Talon heels, cocktail dresses and clutch bags were out in force at the Paris collections yesterday – and it wasn't yet lunchtime.
The reason for such a flagrant display of classic, European chic? The swan-song ready-to-wear collection of the great Roman couturier, Valentino Garavani. This was nothing if not a flashback to more well-mannered times, to a world where one truly could never be too rich or too thin.
Right from the first outfit the agenda was set. There are only very few people today, after all, with a lifestyle rarefied enough they require a slender, knee-length coat in rose-coloured cashmere over a matching pink silk dress with Parma violet trim. If pink is not to madam's taste, aquamarine, primrose and ivory were also all on offer as well they might be, these being just the sort of pale and utterly impractical shade that lends itself well to the finest fabrics and the first-class cabin of the most upmarket airline.
For 45 years now the couturier – who is known in fashion circles by his first name, Valentino, or simply as "the chic" – has dressed the international jet-set.
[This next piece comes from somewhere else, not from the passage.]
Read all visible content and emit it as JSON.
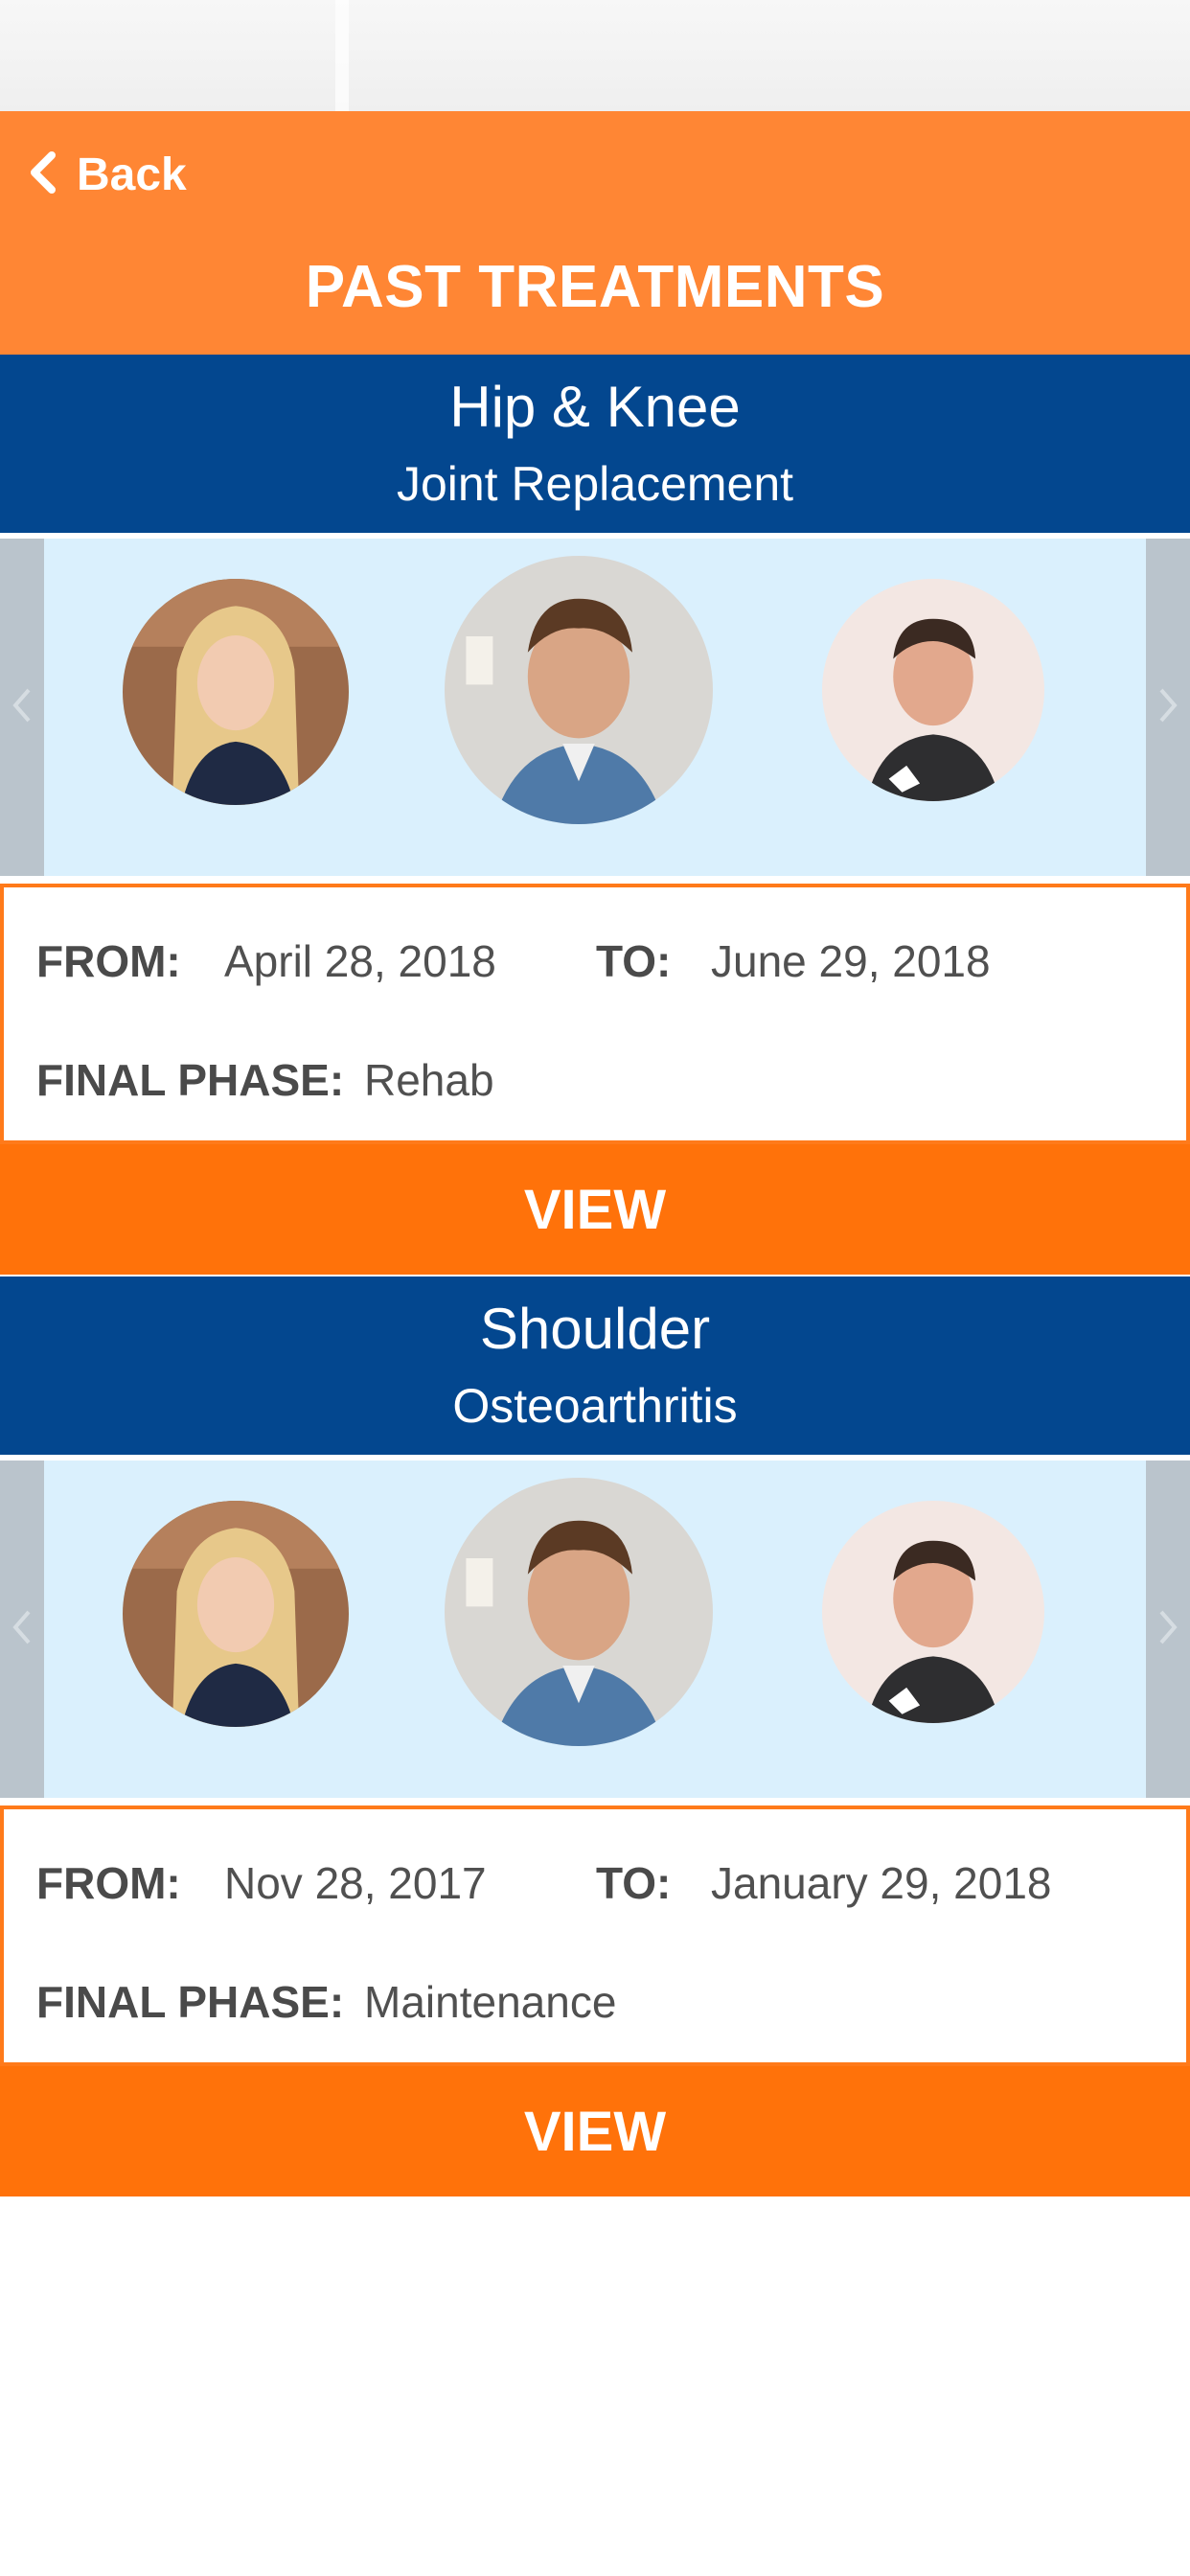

Jackie Onassis owed her iconic style to Valentino. Elizabeth Taylor, who ordered her first piece of Valentino while on the set of Spartacus, has since been a supporter, as has Ivana Trump and any number of European princesses one might care to mention.
The problem is that the Valentino customer is ageing. True, when Julia Roberts received the best actress Oscar for Erin Brockovich in a vintage black and white Valentino gown, the label enjoyed a renaissance with the Hollywood A-list. The couturier's floor-sweeping column dresses, slender as an exclamation mark, continue to impress on the red carpet. Having said that, it is hard to see how any bright young thing worth her fashion credentials could carry off any of his designs in less obviously status-driven circumstances.
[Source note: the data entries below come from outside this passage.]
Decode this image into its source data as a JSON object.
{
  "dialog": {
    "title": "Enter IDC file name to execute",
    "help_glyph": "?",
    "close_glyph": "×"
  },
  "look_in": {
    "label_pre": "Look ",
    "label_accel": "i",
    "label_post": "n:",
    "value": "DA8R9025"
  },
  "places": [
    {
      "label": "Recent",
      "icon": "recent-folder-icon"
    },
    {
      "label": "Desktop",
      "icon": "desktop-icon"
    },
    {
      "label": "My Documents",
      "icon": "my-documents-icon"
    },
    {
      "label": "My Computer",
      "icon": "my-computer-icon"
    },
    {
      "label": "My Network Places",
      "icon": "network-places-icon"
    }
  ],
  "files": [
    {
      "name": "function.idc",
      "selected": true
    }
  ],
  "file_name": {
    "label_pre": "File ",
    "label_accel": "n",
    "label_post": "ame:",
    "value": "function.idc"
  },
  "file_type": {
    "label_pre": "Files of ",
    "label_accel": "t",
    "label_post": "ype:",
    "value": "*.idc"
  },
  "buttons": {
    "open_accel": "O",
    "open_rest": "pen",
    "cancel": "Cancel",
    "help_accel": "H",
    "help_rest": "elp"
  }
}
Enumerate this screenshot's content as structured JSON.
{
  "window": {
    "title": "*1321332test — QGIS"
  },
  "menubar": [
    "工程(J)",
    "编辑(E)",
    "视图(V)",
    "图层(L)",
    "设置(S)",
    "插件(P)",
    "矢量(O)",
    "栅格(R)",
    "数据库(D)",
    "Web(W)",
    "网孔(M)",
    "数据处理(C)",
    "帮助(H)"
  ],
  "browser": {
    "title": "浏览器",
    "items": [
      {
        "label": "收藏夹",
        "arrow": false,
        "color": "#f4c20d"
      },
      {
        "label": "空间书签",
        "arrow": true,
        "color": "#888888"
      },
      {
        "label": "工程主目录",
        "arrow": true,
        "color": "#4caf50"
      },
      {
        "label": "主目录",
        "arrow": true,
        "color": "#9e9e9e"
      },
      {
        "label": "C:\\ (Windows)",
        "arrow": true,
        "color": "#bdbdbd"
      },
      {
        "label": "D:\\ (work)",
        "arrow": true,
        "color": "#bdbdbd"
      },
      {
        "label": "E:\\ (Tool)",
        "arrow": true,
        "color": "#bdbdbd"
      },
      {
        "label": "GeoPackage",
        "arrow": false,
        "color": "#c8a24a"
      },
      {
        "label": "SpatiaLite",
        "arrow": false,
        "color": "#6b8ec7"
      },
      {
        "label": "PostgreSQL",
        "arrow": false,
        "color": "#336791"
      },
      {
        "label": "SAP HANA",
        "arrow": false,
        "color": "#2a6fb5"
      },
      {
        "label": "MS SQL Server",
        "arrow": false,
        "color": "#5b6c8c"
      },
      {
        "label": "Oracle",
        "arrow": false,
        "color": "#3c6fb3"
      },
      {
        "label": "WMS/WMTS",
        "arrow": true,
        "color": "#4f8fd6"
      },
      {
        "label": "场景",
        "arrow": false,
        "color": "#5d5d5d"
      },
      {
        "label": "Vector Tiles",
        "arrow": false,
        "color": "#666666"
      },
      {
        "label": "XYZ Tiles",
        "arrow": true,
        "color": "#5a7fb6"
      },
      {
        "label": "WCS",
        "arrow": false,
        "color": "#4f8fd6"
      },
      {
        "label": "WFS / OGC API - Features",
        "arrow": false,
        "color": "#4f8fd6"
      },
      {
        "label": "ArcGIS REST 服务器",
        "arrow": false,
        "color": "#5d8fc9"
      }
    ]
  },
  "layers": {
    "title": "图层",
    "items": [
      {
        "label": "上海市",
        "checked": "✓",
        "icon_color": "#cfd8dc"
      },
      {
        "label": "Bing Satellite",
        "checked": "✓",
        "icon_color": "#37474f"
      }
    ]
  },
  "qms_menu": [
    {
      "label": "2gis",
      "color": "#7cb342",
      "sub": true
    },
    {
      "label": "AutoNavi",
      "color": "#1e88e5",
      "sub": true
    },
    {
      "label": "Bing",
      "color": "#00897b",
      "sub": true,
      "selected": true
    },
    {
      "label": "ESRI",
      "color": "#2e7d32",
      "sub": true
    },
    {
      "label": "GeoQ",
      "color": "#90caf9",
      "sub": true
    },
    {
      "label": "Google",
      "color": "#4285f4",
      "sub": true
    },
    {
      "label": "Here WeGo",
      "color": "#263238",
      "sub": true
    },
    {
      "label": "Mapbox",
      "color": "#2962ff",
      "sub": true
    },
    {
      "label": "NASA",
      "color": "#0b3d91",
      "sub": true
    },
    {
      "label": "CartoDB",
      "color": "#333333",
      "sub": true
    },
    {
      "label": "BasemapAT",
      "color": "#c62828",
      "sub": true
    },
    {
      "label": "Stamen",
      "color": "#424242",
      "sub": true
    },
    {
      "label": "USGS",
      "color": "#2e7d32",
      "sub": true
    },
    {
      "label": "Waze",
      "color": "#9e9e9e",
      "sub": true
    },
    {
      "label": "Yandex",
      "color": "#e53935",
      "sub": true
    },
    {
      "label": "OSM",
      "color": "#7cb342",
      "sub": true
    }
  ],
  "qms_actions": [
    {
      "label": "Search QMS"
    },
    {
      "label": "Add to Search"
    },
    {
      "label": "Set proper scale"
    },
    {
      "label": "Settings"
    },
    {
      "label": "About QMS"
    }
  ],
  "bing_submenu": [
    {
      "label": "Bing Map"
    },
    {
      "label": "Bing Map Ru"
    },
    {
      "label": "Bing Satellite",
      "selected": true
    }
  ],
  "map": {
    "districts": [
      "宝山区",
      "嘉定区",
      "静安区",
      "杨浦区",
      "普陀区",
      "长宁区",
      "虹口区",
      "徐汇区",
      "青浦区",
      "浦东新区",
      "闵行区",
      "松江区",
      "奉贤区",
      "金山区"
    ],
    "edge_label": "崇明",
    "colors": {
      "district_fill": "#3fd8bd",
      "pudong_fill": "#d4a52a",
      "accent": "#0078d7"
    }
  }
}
That is perhaps a shame. Valentino's audience has long accepted there is nothing much new on this particular catwalk but his collections remain among the most refined, elegant and perfectly executed in designer fashion. Next season will be no exception, with delicious crystal-edged silk frills, insets of jewel-encrusted lace and petals of chiffon in black, white and Valentino red all very much in evidence along with polka dots, a girlish flourish in an otherwise womanly world.
So what of the future? Suffice it to say that eyebrows were raised when it was announced, only 24 hours after Valentino said he would be stepping down, that Alessandra Facchinetti, whose claim to fame is a short-lived and critically ill-received stint at Gucci, will take his place as creative director of Valentino women's wear. It is thought Valentino's retirement coincides with the acquisition of the Valentino Fashion Group by the private equity group, Permira. Although all eyes were on Valentino throughout his 45th anniversary celebrations in Rome in July, the 75-year-old vigorously denied that he was planning his exit. Later that month, however, Permira upped its stake in the company to around 60 per cent and then last month to 97 per cent only days after the designer admitted he was going.
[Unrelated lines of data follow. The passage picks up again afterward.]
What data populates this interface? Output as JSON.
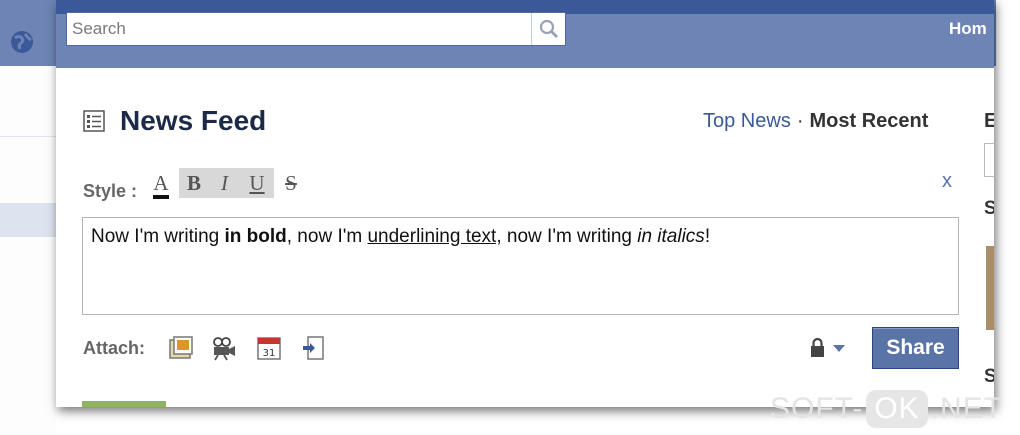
{
  "topbar": {
    "search_placeholder": "Search",
    "home_label": "Hom"
  },
  "feed": {
    "title": "News Feed",
    "sort_top": "Top News",
    "sort_separator": "·",
    "sort_recent": "Most Recent",
    "right_col_heading": "E"
  },
  "composer": {
    "style_label": "Style :",
    "style_buttons": {
      "color": "A",
      "bold": "B",
      "italic": "I",
      "underline": "U",
      "strike": "S"
    },
    "close_label": "x",
    "text_1": "Now I'm writing ",
    "text_bold": "in bold",
    "text_2": ", now I'm ",
    "text_underline": "underlining text,",
    "text_3": " now I'm writing ",
    "text_italic": "in italics",
    "text_4": "!",
    "attach_label": "Attach:",
    "attach_icons": [
      "photo-icon",
      "video-icon",
      "event-icon",
      "link-icon"
    ],
    "share_label": "Share"
  },
  "right_edge": {
    "s1": "S",
    "s2": "S"
  },
  "watermark": {
    "left": "SOFT-",
    "middle": "OK",
    "right": ".NET"
  },
  "colors": {
    "brand_blue": "#3b5998",
    "bar_blue": "#6d84b4",
    "button_blue": "#5b74a8"
  }
}
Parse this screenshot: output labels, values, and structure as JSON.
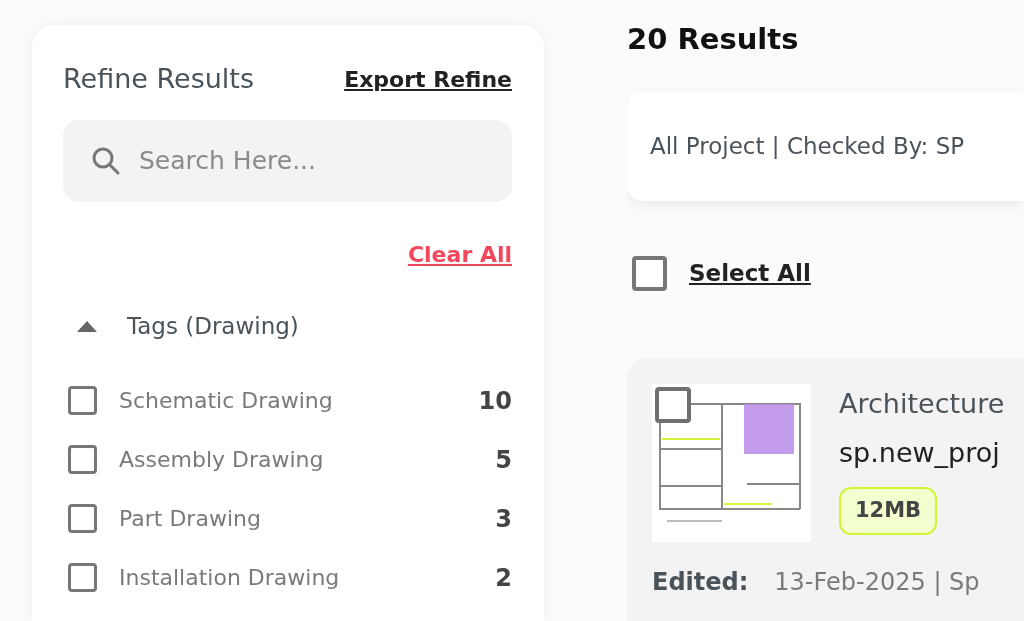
{
  "sidebar": {
    "title": "Refine Results",
    "export_link": "Export Refine",
    "search": {
      "placeholder": "Search Here..."
    },
    "clear_link": "Clear All",
    "filter_group": {
      "title": "Tags (Drawing)",
      "expanded": true,
      "options": [
        {
          "label": "Schematic Drawing",
          "count": "10",
          "checked": false
        },
        {
          "label": "Assembly Drawing",
          "count": "5",
          "checked": false
        },
        {
          "label": "Part Drawing",
          "count": "3",
          "checked": false
        },
        {
          "label": "Installation Drawing",
          "count": "2",
          "checked": false
        }
      ]
    }
  },
  "results": {
    "heading": "20 Results",
    "filter_summary": "All Project | Checked By: SP",
    "select_all": {
      "label": "Select All",
      "checked": false
    },
    "items": [
      {
        "checked": false,
        "title": "Architecture",
        "filename": "sp.new_proj",
        "size": "12MB",
        "edited_label": "Edited:",
        "edited_value": "13-Feb-2025 | Sp"
      }
    ]
  }
}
According to Women's Wear Daily, at least one industry insider has argued that Facchinetti, who has worked behind the scenes at Valentino for some time now, will have an easier time there because rather than having to eradicate the impact of one high-profile designer and replace it with her own signature, this new position requires the gradual evolution of an already well-established brand.
This seems hugely optimistic, however. If Ford was at Gucci for 15 years, Valentino has dressed some of the world's grandest women for almost half a century. Valentino's last haute couture collection is due in Paris in January and with that one of the 20th century's last great fashion protagonists will take his final bows, leaving behind him a legacy that nobody, Ms Facchinetti included, is ever likely to match.